Auricular Acupuncture

45 mins to 1 hour of Auricular Acupuncture using the NADA protocol

 

$20.00 USD

Auricular Acupuncture – Service Agreement

By enrolling in Auricular Acupuncture at White Oak Medicine, I, the participant, agree to the following terms:

Guided by a Medical Professional

I understand that Auricular Acupuncture is offered as part of a holistic wellness practice at White Oak Medicine, guided by Veronica Johnson, FNP-C, a licensed medical provider with expertise in integrative and functional medicine. This treatment focuses on stimulating specific points on the ear to support my physical, mental, and emotional well-being, and is not medically monitored, nor is it intended as a replacement for medical treatment or professional care for acute medical conditions, and it is not intended to diagnose or treat disease.

Disclosure of Medical Risks

I acknowledge that it is my responsibility to disclose any medical conditions, injuries, or concerns that may affect my ability to safely participate in Auricular Acupuncture. This includes, but is not limited to, allergies to metals, infections, heart conditions, pregnancy, blood disorders, or any other medical or mental health conditions.

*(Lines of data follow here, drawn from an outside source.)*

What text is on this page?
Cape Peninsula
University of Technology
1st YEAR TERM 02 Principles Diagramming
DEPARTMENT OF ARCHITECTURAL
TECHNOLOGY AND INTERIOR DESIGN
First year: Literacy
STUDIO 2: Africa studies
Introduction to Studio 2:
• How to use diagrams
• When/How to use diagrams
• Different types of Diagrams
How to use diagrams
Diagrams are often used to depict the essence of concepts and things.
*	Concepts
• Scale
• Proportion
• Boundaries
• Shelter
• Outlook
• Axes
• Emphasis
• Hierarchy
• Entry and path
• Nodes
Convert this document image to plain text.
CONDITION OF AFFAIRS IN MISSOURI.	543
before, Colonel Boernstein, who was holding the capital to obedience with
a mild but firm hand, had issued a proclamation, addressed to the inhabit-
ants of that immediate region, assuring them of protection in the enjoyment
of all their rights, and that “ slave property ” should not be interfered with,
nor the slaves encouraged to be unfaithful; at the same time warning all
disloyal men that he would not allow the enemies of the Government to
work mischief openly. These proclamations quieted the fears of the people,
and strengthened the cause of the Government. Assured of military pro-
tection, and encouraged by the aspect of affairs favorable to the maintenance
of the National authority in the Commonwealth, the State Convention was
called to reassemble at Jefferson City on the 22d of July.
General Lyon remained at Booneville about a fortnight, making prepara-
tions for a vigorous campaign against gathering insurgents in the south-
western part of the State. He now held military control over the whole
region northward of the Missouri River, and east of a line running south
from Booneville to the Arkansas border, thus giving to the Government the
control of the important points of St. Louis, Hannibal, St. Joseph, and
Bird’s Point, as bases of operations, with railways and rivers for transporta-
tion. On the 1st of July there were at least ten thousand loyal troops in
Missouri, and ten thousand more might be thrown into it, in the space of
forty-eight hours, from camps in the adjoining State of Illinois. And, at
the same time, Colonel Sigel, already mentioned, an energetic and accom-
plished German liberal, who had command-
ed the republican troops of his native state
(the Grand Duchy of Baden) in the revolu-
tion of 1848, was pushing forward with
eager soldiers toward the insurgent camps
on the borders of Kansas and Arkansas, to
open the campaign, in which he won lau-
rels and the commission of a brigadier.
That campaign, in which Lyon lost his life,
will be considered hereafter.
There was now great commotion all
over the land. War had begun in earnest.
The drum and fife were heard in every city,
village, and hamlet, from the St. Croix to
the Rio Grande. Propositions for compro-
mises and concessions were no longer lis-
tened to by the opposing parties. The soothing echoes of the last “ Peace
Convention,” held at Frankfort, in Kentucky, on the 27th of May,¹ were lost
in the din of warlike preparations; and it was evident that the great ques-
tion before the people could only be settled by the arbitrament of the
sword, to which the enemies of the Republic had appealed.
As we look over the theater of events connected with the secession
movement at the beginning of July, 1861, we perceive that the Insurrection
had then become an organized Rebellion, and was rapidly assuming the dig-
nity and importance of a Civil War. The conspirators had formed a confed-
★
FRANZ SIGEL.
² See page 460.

I agree to inform the instructor, Veronica Johnson, FNP-C, in writing prior to treatment about any such conditions. Failure to disclose relevant medical information may increase the risk of adverse effects, for which I, the participant, will be solely responsible.

Assumption of Risk

I understand that there are inherent risks with acupuncture, including, but not limited to, soreness, bruising, dizziness, or fainting. While rare, there are potential risks of infection or other complications from needling, including temporary worsening of symptoms or reactions during or after treatment. I acknowledge that I am assuming full responsibility for these risks associated with Auricular Acupuncture, including any medical complications that may arise.

Right to Refuse Participation

I understand that I have the right to refuse or discontinue participation in any part of the Auricular Acupuncture treatment if I experience discomfort, pain, or other adverse reactions. If I choose to stop the treatment, I will inform the practitioner immediately.

Liability Waiver

I hereby release White Oak Medicine, Veronica Johnson, FNP-C, and any affiliated practitioners from any and all liability, claims, or causes of action arising out of or related to my participation in Auricular Acupuncture treatments.

Acknowledgment and Consent

By completing the payment and participating in Auricular Acupuncture, I acknowledge that I have read, understood, and agree to the terms of this agreement. I give my consent to receive Auricular Acupuncture treatment with full awareness of the associated risks and responsibilities.